Later, as a professor at McGill University, Mogil showed, surprisingly, that mice have a heightened response to painful stimuli after observing a cagemate in pain. His team established that the way mice conveyed pain to each other was visual, but exactly how the communication occurred was unclear. “To see how mice could observe each other's pain, we had to see if we could observe their pain,” Mogil says. “Then we realized that that's a more important question.” Addressing that question resulted in a new way to measure pain, the mouse grimace scale (MGS; p. 447).

It was not hard to show that mice convey pain through their facial expressions, says Mogil. Faced with a collage of faces of mice in painful and pain-free situations, even a casual human observer can distinguish which set of mice is in pain, says Mogil, but being able to assess pain from a single photograph was considerably more difficult.
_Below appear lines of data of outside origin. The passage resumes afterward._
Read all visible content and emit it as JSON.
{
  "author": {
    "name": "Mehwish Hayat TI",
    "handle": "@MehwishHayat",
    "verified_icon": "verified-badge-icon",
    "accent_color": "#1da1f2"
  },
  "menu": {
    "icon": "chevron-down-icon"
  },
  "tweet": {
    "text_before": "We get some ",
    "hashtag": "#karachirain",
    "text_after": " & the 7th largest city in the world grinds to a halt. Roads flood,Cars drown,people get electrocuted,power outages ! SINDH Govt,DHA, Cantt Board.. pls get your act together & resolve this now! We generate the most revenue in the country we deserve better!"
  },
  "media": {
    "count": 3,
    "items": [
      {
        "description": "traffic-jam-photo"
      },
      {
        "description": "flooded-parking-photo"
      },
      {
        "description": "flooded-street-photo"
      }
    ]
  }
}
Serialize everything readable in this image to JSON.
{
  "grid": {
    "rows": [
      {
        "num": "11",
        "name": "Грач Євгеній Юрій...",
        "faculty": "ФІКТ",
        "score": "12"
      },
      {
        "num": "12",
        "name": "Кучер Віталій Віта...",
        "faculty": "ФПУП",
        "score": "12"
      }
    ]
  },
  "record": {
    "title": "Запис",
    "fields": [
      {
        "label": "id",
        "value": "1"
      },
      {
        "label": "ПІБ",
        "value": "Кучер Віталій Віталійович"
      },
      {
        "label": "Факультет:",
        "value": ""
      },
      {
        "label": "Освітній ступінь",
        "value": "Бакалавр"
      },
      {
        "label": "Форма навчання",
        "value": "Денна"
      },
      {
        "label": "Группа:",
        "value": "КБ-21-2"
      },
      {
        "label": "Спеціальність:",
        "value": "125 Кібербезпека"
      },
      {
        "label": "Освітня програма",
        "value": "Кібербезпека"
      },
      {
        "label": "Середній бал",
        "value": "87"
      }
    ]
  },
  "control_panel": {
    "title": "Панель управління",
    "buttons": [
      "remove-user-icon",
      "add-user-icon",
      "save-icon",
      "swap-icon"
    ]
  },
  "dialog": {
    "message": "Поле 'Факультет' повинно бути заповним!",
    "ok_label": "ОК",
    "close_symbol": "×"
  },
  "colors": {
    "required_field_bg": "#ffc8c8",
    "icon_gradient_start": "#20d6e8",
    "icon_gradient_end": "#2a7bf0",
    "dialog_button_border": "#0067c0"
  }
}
Mogil and colleagues broke mouse facial expression into parameters that could be scored by observations of eyes, nose, ears, cheeks and whiskers. Researchers using these parameters could predict whether images depicted mice subjected to pain stimuli with 72% accuracy. However, when researchers switched to using higher-resolution video cameras, their predictions became up to 97% accurate. The study would have been much quicker had researchers begun the project using a $600 camera versus a $300 camera, says Mogil. “I'm kicking myself for being so cheap.”
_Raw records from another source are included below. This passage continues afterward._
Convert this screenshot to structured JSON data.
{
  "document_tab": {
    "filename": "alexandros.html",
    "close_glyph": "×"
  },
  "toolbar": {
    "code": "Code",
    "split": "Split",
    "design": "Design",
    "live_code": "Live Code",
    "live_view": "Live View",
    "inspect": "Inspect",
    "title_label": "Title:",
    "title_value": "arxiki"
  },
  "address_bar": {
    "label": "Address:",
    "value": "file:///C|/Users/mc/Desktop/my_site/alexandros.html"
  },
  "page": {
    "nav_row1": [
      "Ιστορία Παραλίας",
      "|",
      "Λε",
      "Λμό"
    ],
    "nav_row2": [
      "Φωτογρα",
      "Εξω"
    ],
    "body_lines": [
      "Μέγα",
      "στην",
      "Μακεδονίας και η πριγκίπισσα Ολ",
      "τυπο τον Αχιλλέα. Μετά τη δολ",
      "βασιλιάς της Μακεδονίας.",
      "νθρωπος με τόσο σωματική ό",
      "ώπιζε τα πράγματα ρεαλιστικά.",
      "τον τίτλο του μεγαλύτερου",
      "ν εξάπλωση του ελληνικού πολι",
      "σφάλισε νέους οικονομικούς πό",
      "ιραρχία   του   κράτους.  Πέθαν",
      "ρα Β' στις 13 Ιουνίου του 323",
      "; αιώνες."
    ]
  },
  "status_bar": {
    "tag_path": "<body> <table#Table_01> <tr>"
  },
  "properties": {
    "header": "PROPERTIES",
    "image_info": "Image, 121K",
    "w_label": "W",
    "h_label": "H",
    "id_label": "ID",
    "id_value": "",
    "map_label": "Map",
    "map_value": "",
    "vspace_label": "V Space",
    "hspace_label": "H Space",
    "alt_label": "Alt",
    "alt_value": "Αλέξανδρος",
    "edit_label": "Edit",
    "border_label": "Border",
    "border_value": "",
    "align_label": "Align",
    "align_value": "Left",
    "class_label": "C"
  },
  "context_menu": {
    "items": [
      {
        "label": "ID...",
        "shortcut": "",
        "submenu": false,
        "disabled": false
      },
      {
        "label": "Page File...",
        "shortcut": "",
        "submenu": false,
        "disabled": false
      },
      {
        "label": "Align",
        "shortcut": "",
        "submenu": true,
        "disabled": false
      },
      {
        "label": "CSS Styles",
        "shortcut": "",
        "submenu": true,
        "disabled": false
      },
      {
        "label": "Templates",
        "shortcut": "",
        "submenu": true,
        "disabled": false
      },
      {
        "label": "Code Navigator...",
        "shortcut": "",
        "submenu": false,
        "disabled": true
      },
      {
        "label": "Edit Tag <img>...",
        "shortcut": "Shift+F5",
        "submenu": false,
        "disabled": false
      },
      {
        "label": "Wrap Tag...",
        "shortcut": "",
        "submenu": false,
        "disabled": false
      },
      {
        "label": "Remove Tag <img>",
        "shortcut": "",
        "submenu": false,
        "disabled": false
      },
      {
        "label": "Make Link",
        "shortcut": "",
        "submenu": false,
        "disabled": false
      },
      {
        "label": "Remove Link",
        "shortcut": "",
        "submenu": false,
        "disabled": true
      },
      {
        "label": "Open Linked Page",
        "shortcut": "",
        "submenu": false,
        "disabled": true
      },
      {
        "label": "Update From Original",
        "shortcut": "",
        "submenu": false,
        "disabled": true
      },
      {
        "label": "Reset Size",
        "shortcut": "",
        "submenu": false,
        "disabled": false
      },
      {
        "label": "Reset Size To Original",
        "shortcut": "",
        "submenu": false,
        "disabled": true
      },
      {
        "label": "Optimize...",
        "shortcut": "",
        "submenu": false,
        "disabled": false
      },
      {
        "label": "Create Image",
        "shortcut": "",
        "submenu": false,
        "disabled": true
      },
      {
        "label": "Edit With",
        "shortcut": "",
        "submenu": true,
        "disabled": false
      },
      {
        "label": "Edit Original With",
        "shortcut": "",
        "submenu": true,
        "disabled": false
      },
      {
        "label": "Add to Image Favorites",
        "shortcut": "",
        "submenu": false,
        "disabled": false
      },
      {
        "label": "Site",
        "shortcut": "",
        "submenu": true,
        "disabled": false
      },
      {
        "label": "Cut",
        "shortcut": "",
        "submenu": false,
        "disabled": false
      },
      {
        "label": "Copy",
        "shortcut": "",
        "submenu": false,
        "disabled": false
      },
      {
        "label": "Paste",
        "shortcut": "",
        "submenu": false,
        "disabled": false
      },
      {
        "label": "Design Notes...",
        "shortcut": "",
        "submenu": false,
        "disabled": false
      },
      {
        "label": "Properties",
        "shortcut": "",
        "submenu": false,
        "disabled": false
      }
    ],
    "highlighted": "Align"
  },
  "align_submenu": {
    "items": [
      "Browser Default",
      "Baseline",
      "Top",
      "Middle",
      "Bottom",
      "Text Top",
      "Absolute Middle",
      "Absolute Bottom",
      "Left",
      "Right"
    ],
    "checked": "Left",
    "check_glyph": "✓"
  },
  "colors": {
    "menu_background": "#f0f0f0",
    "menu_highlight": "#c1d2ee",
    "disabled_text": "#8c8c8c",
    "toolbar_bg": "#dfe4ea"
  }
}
This is directly taken from a human scale. —Jeffrey Mogil

Mogil also wanted to know whether mouse facial expression could be used to study the emotional aspects of pain, which clinicians are eager to understand and mitigate. If facial expression conveyed pain-related emotion, Mogil reasoned, then lesions to appropriate brain areas should prevent grimaces after painful stimuli. Mogil's team created lesions in two regions associated with pain emotion in humans. This damage had no effect on grimacing. Next, Mogil came across evidence for a third brain area. Lesions in this area resulted in only a very modest effect. But just after viewing these disappointing data, Mogil received an e-mail explaining that two of the mice had lesions in the wrong brain region. “Suddenly this experiment that had failed actually had worked beautifully.”

Training people to use the MGS is straightforward, says Mogil. Even a novice can be trained to 75% accuracy within an hour. However, the process of rendering video into still images that can be used for assessment is time-consuming. Whereas getting results from a standard behavioral test may take only minutes, getting images appropriate for MGS can take hours or even days per experiment.
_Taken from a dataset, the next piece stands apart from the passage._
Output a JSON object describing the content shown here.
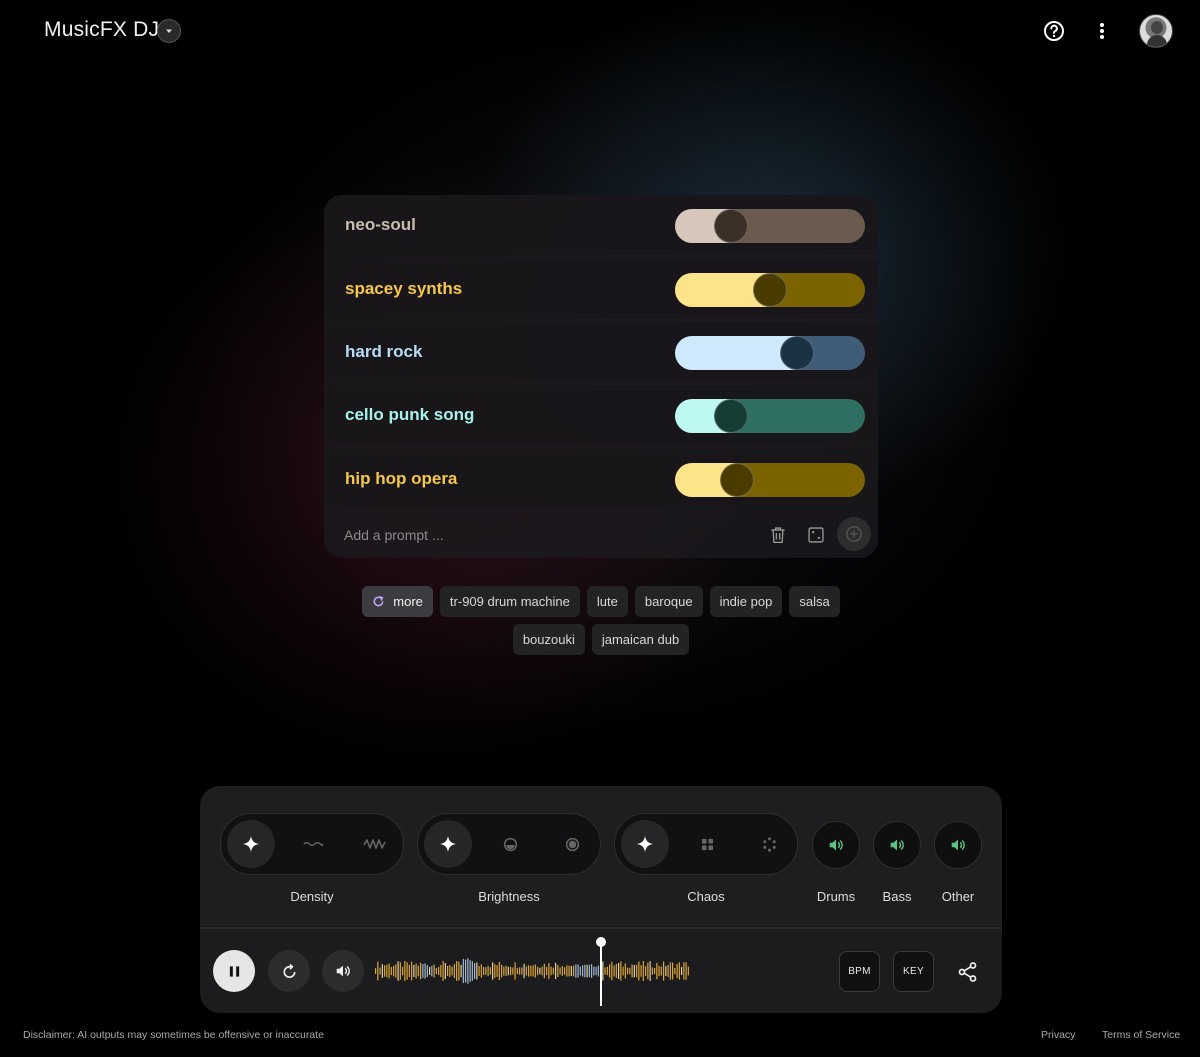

Clinicians seem particularly keen to see results using the MGS. “The clinical people love anything that reminds them of humans, and this is directly taken from a human scale,” says Mogil. Basic scientists, however, seem less receptive, perhaps because they have already established tests for studying pain and do not want to be reminded that these might measure behavioral responses that only indirectly assess desired clinical outcomes.

Currently Mogil is repeating classic experiments in the pain field to assess whether the MGS predicts efficacy in humans better than other measures and is collaborating with software engineers to develop algorithms that can automatically identify appropriate frames. He believes that face-based assessment can be sped up, but he is also hopeful that researchers may be willing to use more labor-intensive tests if data from such studies are more relevant to relieving human pain.